Yine o mütemerrid şahıs döndü dedi:
-"Hiç olmazsa ecnebi dinsizleri gibi yaşarız." Cevaben dedim:
-"Ecnebi dinsizleri gibi de olamazsın. Çünki onlar bir peygamberi inkâr etse, diğerlerine inanabilirler. Peygamberleri bilmese de Allah'a inanabilir. Onu da bilmezse kemâlâta medar bâzı seciyeleri bulunabilir. Fakat bir Müslüman, en âhir ve en büyük ve dini ve dâveti umumî olan âhir zaman Peygamberi Aleyhissalâtü Vesselâmı inkâr etse ve zincirinden çıksa, daha hiçbir peygamberi hattâ Allah'ı kabul etmez. Çünki bütün peygamberleri ve Allah'ı ve kemâlâtı O'nunla bilmiş. Onlar, O'nsuz kalbinde kalmaz. Bunun için dir ki, eskiden beri her dinden İslâmiyete giriyorlar. Ve hiç bir Müslüman, hakiki Yahudî veya Mecûsi veya Nasranî olmaz. Belki dinsiz olur. Seciyeleri bozulur; vatana, millete muzır bir hâlete girer." İsbat ettim. O muannid ve mütemerrid şahsın daha tutunacak bir yeri kalmadı. Kayboldu. Cehenneme gitti.
İşte bu ey Medrese-i Yûsufiye'de benim ders arkadaşlarım! Mâdem hakikat budur. Ve bu hakikatı Risale-i Nur o derece kat'i ve güneş gibi isbat etmiş ki; yirmi senedir mütemerridlerin inadlarını kırıp îmana getiriyor.
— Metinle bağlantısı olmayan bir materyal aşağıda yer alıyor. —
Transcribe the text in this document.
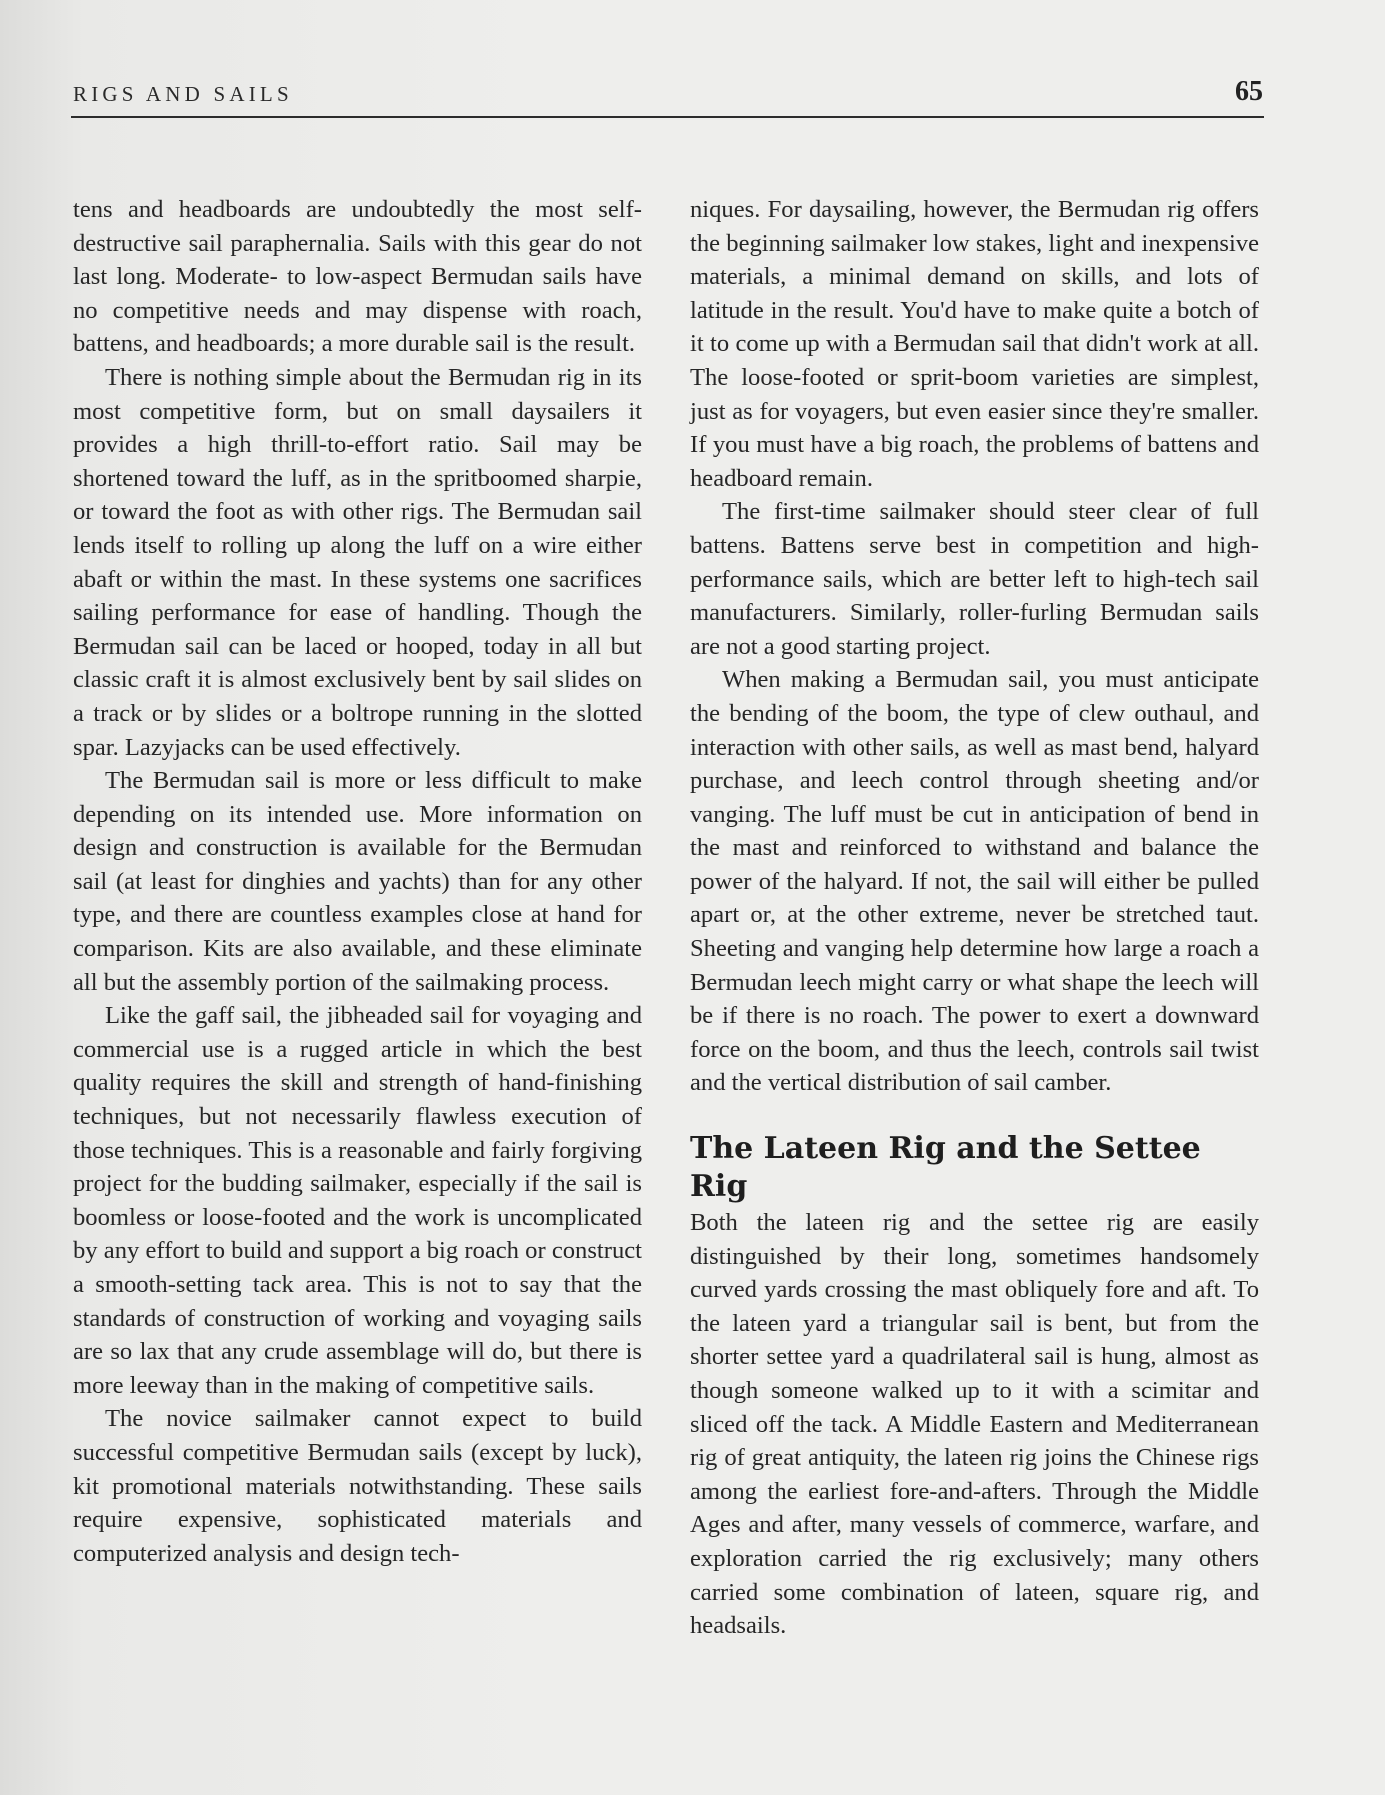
RIGS AND SAILS	65

tens and headboards are undoubtedly the most self-destructive sail paraphernalia. Sails with this gear do not last long. Moderate- to low-aspect Bermudan sails have no competitive needs and may dispense with roach, battens, and headboards; a more durable sail is the result.

There is nothing simple about the Bermudan rig in its most competitive form, but on small daysailers it provides a high thrill-to-effort ratio. Sail may be shortened toward the luff, as in the spritboomed sharpie, or toward the foot as with other rigs. The Bermudan sail lends itself to rolling up along the luff on a wire either abaft or within the mast. In these systems one sacrifices sailing performance for ease of handling. Though the Bermudan sail can be laced or hooped, today in all but classic craft it is almost exclusively bent by sail slides on a track or by slides or a boltrope running in the slotted spar. Lazyjacks can be used effectively.

The Bermudan sail is more or less difficult to make depending on its intended use. More information on design and construction is available for the Bermudan sail (at least for dinghies and yachts) than for any other type, and there are countless examples close at hand for comparison. Kits are also available, and these eliminate all but the assembly portion of the sailmaking process.

Like the gaff sail, the jibheaded sail for voyaging and commercial use is a rugged article in which the best quality requires the skill and strength of hand-finishing techniques, but not necessarily flawless execution of those techniques. This is a reasonable and fairly forgiving project for the budding sailmaker, especially if the sail is boomless or loose-footed and the work is uncomplicated by any effort to build and support a big roach or construct a smooth-setting tack area. This is not to say that the standards of construction of working and voyaging sails are so lax that any crude assemblage will do, but there is more leeway than in the making of competitive sails.

The novice sailmaker cannot expect to build successful competitive Bermudan sails (except by luck), kit promotional materials notwithstanding. These sails require expensive, sophisticated materials and computerized analysis and design tech-

niques. For daysailing, however, the Bermudan rig offers the beginning sailmaker low stakes, light and inexpensive materials, a minimal demand on skills, and lots of latitude in the result. You'd have to make quite a botch of it to come up with a Bermudan sail that didn't work at all. The loose-footed or sprit-boom varieties are simplest, just as for voyagers, but even easier since they're smaller. If you must have a big roach, the problems of battens and headboard remain.

The first-time sailmaker should steer clear of full battens. Battens serve best in competition and high-performance sails, which are better left to high-tech sail manufacturers. Similarly, roller-furling Bermudan sails are not a good starting project.

When making a Bermudan sail, you must anticipate the bending of the boom, the type of clew outhaul, and interaction with other sails, as well as mast bend, halyard purchase, and leech control through sheeting and/or vanging. The luff must be cut in anticipation of bend in the mast and reinforced to withstand and balance the power of the halyard. If not, the sail will either be pulled apart or, at the other extreme, never be stretched taut. Sheeting and vanging help determine how large a roach a Bermudan leech might carry or what shape the leech will be if there is no roach. The power to exert a downward force on the boom, and thus the leech, controls sail twist and the vertical distribution of sail camber.

The Lateen Rig and the Settee Rig

Both the lateen rig and the settee rig are easily distinguished by their long, sometimes handsomely curved yards crossing the mast obliquely fore and aft. To the lateen yard a triangular sail is bent, but from the shorter settee yard a quadrilateral sail is hung, almost as though someone walked up to it with a scimitar and sliced off the tack. A Middle Eastern and Mediterranean rig of great antiquity, the lateen rig joins the Chinese rigs among the earliest fore-and-afters. Through the Middle Ages and after, many vessels of commerce, warfare, and exploration carried the rig exclusively; many others carried some combination of lateen, square rig, and headsails.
Biz dahi hem dünyamıza, hem istikbalimize; hem âhiretimize, hem vatanımıza, hem milletimize tam menfaatli ve kolay ve selâmetli olan îman ve istikamet yolunu tâkip edip; boş vaktimizi sıkıntılı hülyalar yerinde, Kur'an'dan bildiğimiz sûreleri okumak ve mânalarını bildiren arkadaşlardan öğrenmek ve kazaya kalmış farz namazlarımızı kaza etmek ve birbirinin güzel huylarından istifade edip, bu hapishaneyi güzel seciyeli fidanlar yetiştiren bir mübarek bahçeye çevirmek gibi âmâl-i sâliha ile, hapishane müdür ve alâkadarları, câni ve katillerin başlarında zebâni gibi azab memurları değil; belki Medrese-i Yûsufiye'de, Cennete adam yetiştirmek ve onların terbiyesine nezaret etmek vazifesiyle memur birer müstakim üstad ve birer şefkatli rehber olmalarına çalışmalıyız.